On le sait, si le rap s’est formé et a évolué au cours de nombreuses années, revêtant encore aujourd’hui différentes formes (à ce titre, je vous conseille l’article explorant le phénomène de la trap), il est assez difficile de lui donner une véritable base. Beaucoup diront que ce style n’est autre qu’une sorte de pot pourri de différents autres genres qui, d’une façon ou d’une autre, auront influencé notre genre préféré. Cependant, de par ses affiliations logiquement plus fortes avec la musique noire, on pourra lui trouver certaines affinitées plus poussées avec certains styles. Notamment un en particulier sur lequel aujourd’hui portera toute notre attention: le reggae. Genre phare de la musique noire, il est pratiquement assez logique dans un sens qu’il se lit avec le rap. C’est donc l’occasion de décrypter ce phénomène.

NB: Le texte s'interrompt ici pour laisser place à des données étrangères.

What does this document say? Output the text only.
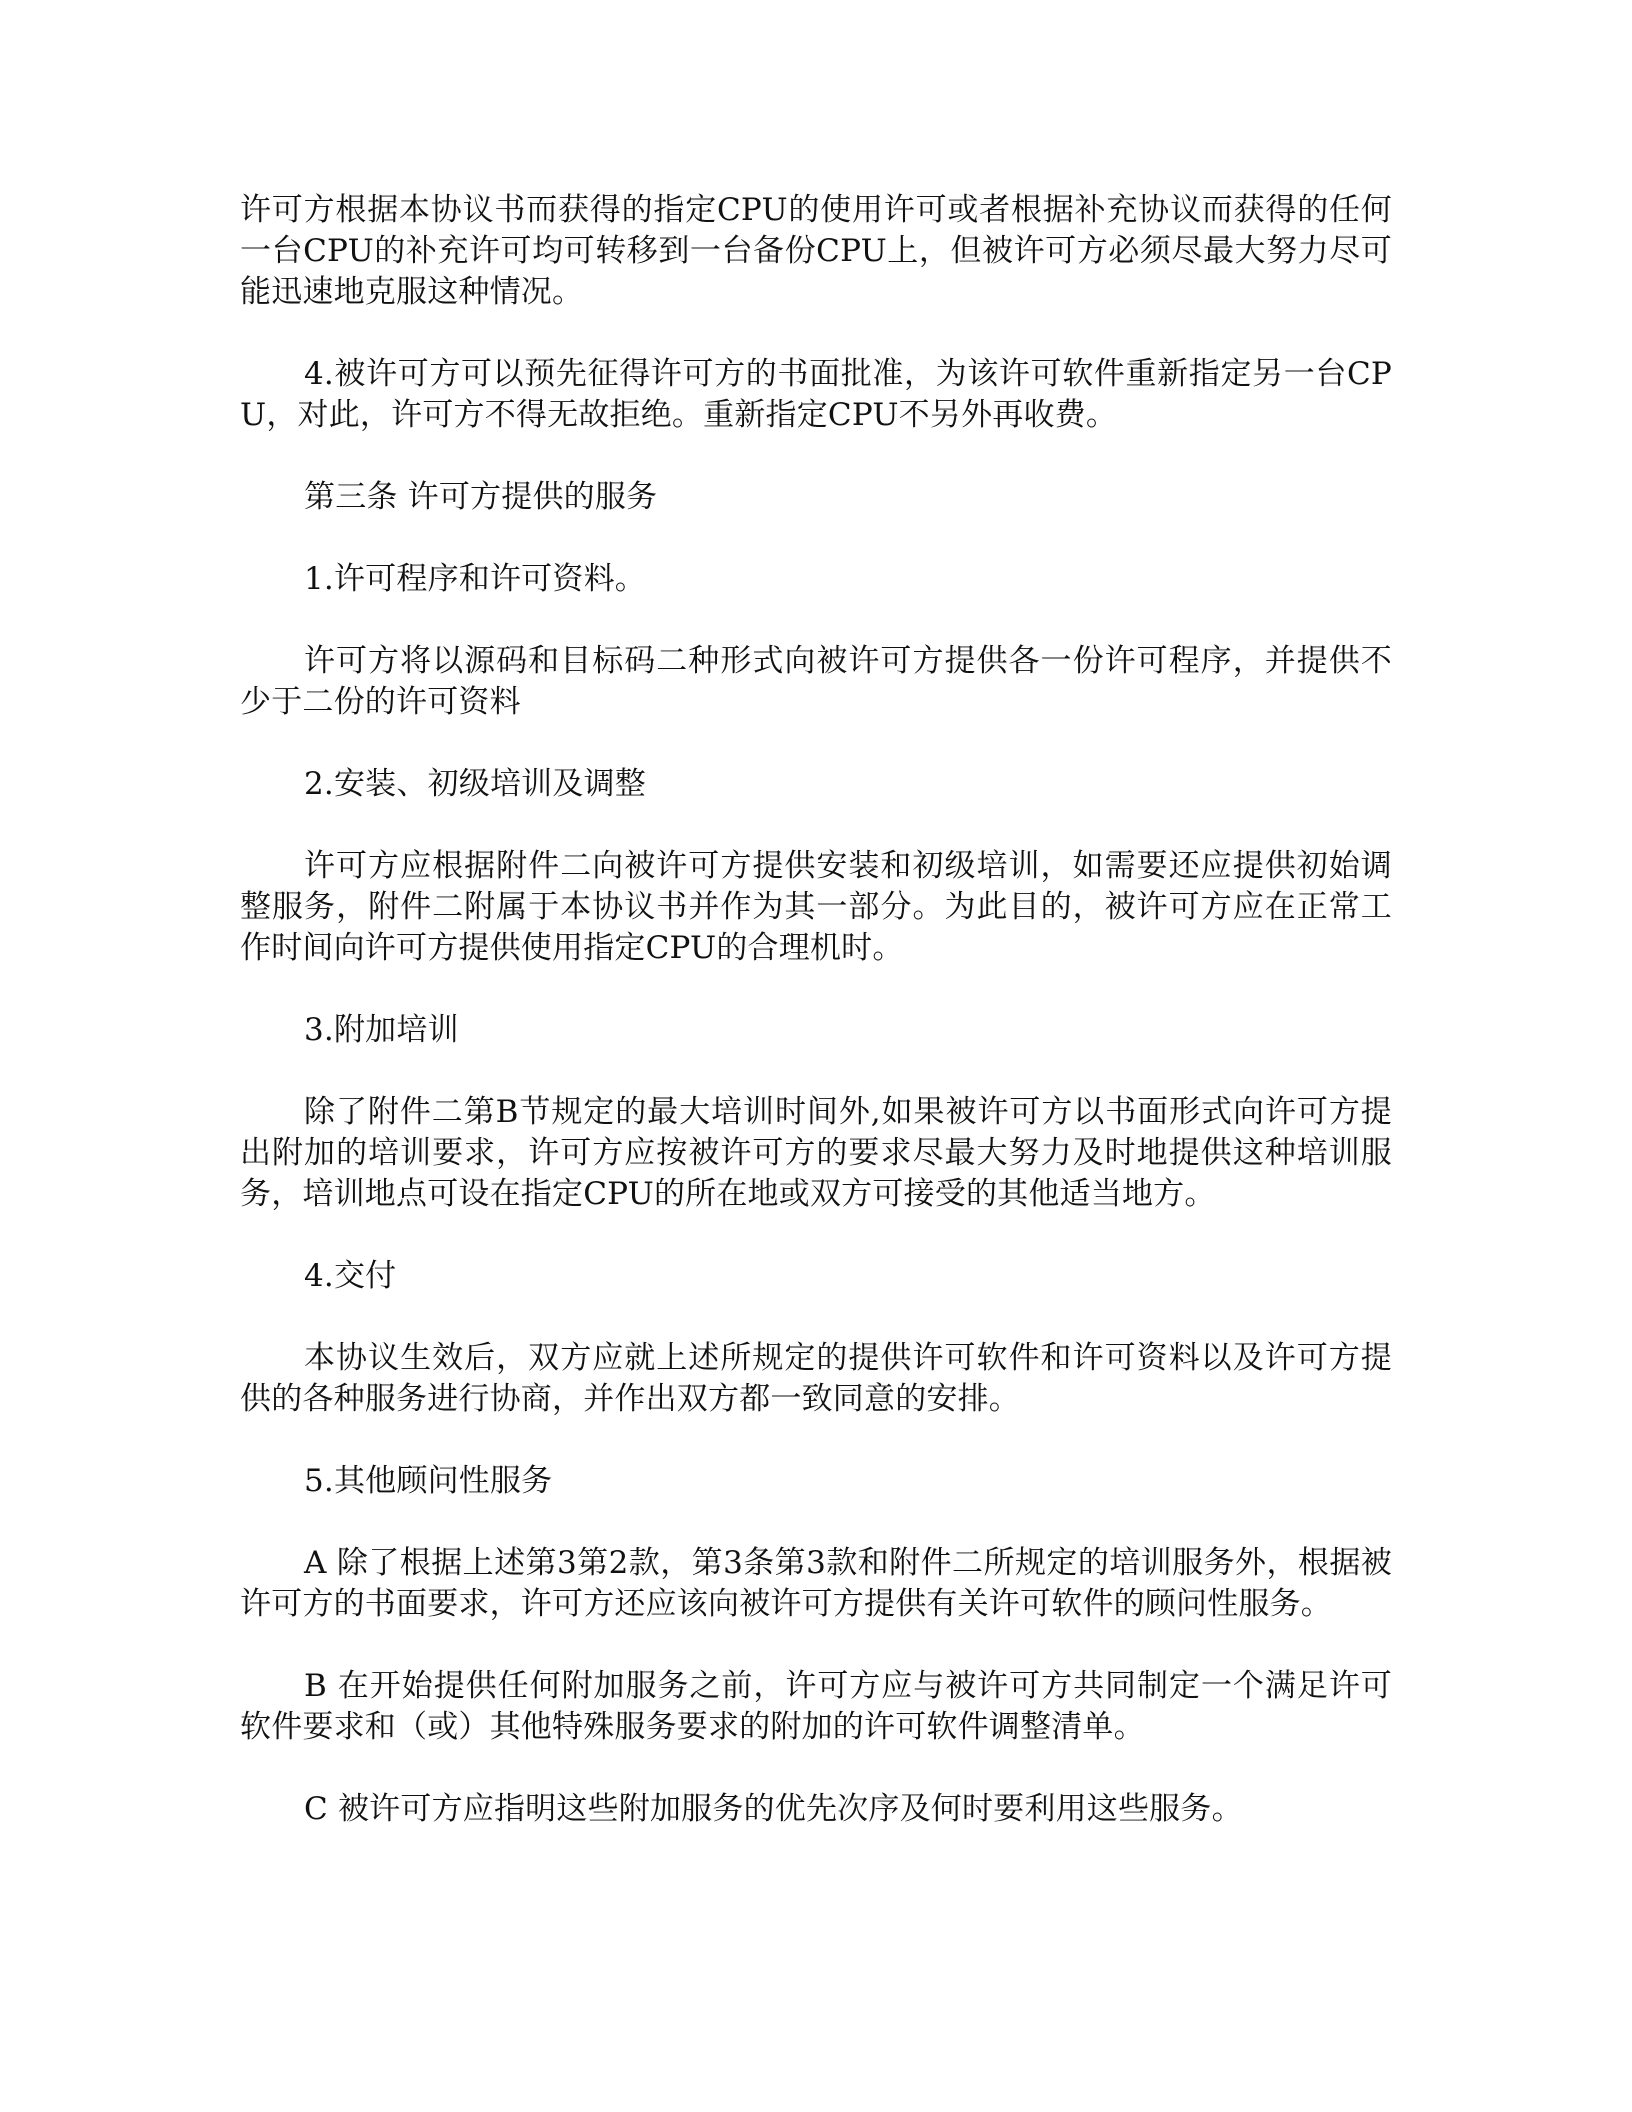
许可方根据本协议书而获得的指定CPU的使用许可或者根据补充协议而获得的任何一台CPU的补充许可均可转移到一台备份CPU上，但被许可方必须尽最大努力尽可能迅速地克服这种情况。

4.被许可方可以预先征得许可方的书面批准，为该许可软件重新指定另一台CPU，对此，许可方不得无故拒绝。重新指定CPU不另外再收费。

第三条 许可方提供的服务

1.许可程序和许可资料。

许可方将以源码和目标码二种形式向被许可方提供各一份许可程序，并提供不少于二份的许可资料

2.安装、初级培训及调整

许可方应根据附件二向被许可方提供安装和初级培训，如需要还应提供初始调整服务，附件二附属于本协议书并作为其一部分。为此目的，被许可方应在正常工作时间向许可方提供使用指定CPU的合理机时。

3.附加培训

除了附件二第B节规定的最大培训时间外,如果被许可方以书面形式向许可方提出附加的培训要求，许可方应按被许可方的要求尽最大努力及时地提供这种培训服务，培训地点可设在指定CPU的所在地或双方可接受的其他适当地方。

4.交付

本协议生效后，双方应就上述所规定的提供许可软件和许可资料以及许可方提供的各种服务进行协商，并作出双方都一致同意的安排。

5.其他顾问性服务

A 除了根据上述第3第2款，第3条第3款和附件二所规定的培训服务外，根据被许可方的书面要求，许可方还应该向被许可方提供有关许可软件的顾问性服务。

B 在开始提供任何附加服务之前，许可方应与被许可方共同制定一个满足许可软件要求和（或）其他特殊服务要求的附加的许可软件调整清单。

C 被许可方应指明这些附加服务的优先次序及何时要利用这些服务。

Reggae, rap… Même combat ?

Lorsque je disais que l’on a un peu de mal à situer les origines même du hip-hop, on peut cependant s’appuyer sur quelques éléments sûrs. A commencer par un certain Kool Herc, père du hip-hop dans son ensemble, et d’origine…jamaïcaine. Eh oui, déjà on peut commencer à tisser quelques liens. D’ailleurs, afin de donner toute son importance au pays, il déclarait lui-même:

“hip-hop, the whole chemistry of that came from jamaica”

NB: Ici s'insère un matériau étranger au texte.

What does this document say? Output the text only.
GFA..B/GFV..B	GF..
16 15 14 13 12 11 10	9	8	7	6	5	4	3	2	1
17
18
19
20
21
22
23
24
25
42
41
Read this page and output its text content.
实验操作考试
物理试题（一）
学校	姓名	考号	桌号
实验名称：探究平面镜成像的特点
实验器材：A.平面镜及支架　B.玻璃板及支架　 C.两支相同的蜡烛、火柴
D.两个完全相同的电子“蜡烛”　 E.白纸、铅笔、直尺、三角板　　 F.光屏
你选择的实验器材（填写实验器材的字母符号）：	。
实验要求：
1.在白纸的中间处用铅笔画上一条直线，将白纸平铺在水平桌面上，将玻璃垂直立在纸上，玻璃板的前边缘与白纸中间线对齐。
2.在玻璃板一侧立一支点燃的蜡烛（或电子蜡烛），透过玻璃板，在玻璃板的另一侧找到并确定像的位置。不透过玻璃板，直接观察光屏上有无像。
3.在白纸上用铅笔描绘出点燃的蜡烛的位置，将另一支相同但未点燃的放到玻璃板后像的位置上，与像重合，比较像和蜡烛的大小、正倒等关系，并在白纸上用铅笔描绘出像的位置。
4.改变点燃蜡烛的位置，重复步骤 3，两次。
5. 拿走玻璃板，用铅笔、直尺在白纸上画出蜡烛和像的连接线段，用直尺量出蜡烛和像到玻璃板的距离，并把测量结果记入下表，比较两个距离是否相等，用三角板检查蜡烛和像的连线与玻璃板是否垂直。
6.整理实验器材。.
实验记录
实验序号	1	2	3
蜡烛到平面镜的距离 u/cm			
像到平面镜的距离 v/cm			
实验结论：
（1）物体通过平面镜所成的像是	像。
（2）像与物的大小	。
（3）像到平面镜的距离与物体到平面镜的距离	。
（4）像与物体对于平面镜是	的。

Ainsi, puisant dans les codes de la musique rasta, le hip-hop a pu commencer à se faire une identité, se positionnant comme une sorte de petit frère du reggae. Kool Herc mais également Grandmaster Flash ont donc participé à la propagation de cette culture. Et d’ailleurs, si l’on s’attarde sur d’autres aspects, on retrouve encore ce reggae. A commencer par le “toasting”, ce terme jamaïcain que l’on ne peut traduire en français mais qui désigne le fait qu’un artiste vienne poser sa voix sur une instru. En clair: la base même de ce que tout rappeur entreprend à l’origine. Le toast se retrouvera donc dans de nombreuses block parties de New-York, elles même déjà héritées des sounds systems jamaïcains. En bref, de par sa composition, ses sonorités et son utilisation, le hip-hop se calque sur le reggae qui lui sert de modèle. Mais uniquement sur le point de l’écho musical ?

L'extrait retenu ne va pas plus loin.